Build the code at server/ and run for production, serving a dataset on local host located at /my/dataset

cd server/
docker build -t my-repo/my-image .
docker run -e GA4GH_DATA_SOURCE=/dataset -v /my/dataset:/dataset:ro -itd -p 8000:80 --name ga4gh_server my-repo/my-image

Build and run the production build from above, with the demo dataset in the container (you will need to modify the FROM line in /deploy/variants/demo/Dockerfile if you want to use your image from above as the base):

Troubleshooting Docker

DNS

The docker daemon’s DNS may be corrupted if you switch networks, especially if run in a VM. For boot2docker, running udhcpc on the VM usually fixes it. From a terminal on the host:

eval "$(boot2docker shellinit)"
boot2docker ssh
>     sudo udhcpc
(password is tcuser)

DEBUG

To enable DEBUG on your docker server, call docker run with -e GA4GH_DEBUG=True

docker run -itd -p 8000:80 --name ga4gh_demo -e GA4GH_DEBUG=True ga4gh/ga4gh-server:latest

This will set the environment variable which is read by config.py

You can then get logs from the docker container by running docker logs (container) e.g. docker logs ga4gh_demo

Installing the development version on Mac OS X

Prerequisites

First install libraries and header code for Python 2.7. It will be a lot easier if you have Homebrew, the “missing package manager” for OS X, installed first. To install Homebrew, paste the following at a Terminal prompt ($):

/usr/bin/ruby -e "$(curl -fsSL https://raw.githubusercontent.com/Homebrew/install/master/install)"

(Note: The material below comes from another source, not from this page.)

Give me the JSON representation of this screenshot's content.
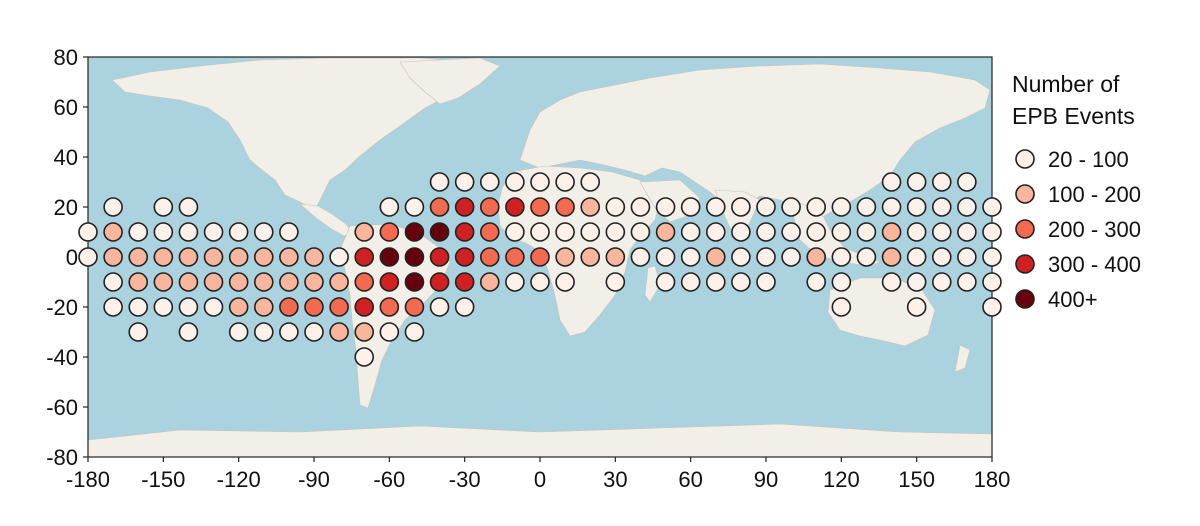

Now use brew install to install Python if you don’t have Python 2.7 installed and then pip install, which comes with Python, can be used to install virtual environment:

brew install python
pip install virtualenv

Install

Download source code from GitHub to the project target folder, here assumed to be ~/ga4gh: (If you haven’t already done so, set up github to work from your command line.)

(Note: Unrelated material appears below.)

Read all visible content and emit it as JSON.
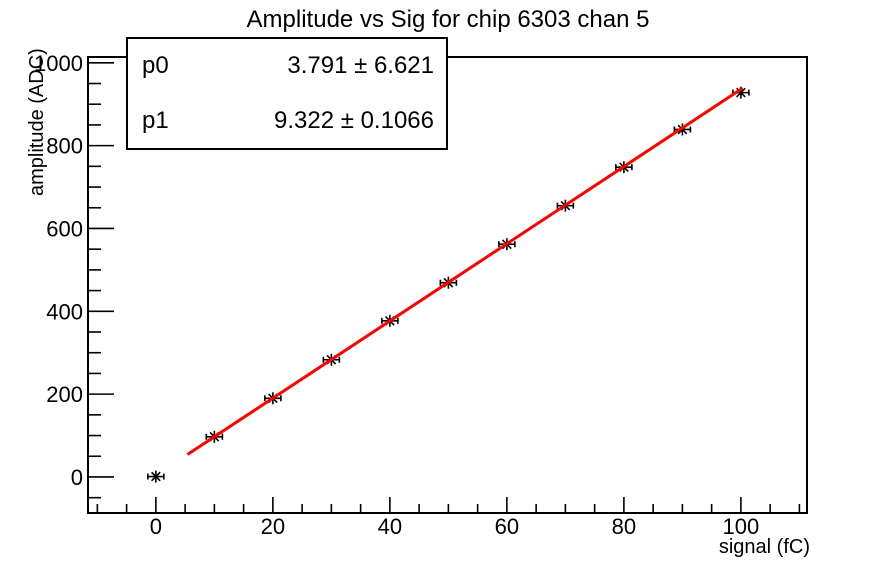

git clone https://github.com/ga4gh/ga4gh-server.git

Before installing Python library dependencies, create a virtualenv sandbox to isolate it from the rest of the system, and then activate it:

cd server
virtualenv ga4gh-env
source ga4gh-env/bin/activate

Install Python dependencies:

pip install -r dev-requirements.txt -c constraints.txt

Test and run

Run tests to verify the install:

ga4gh_run_tests

Please refer to the instructions in the GA4GH API Demo for how to access data made available by this server.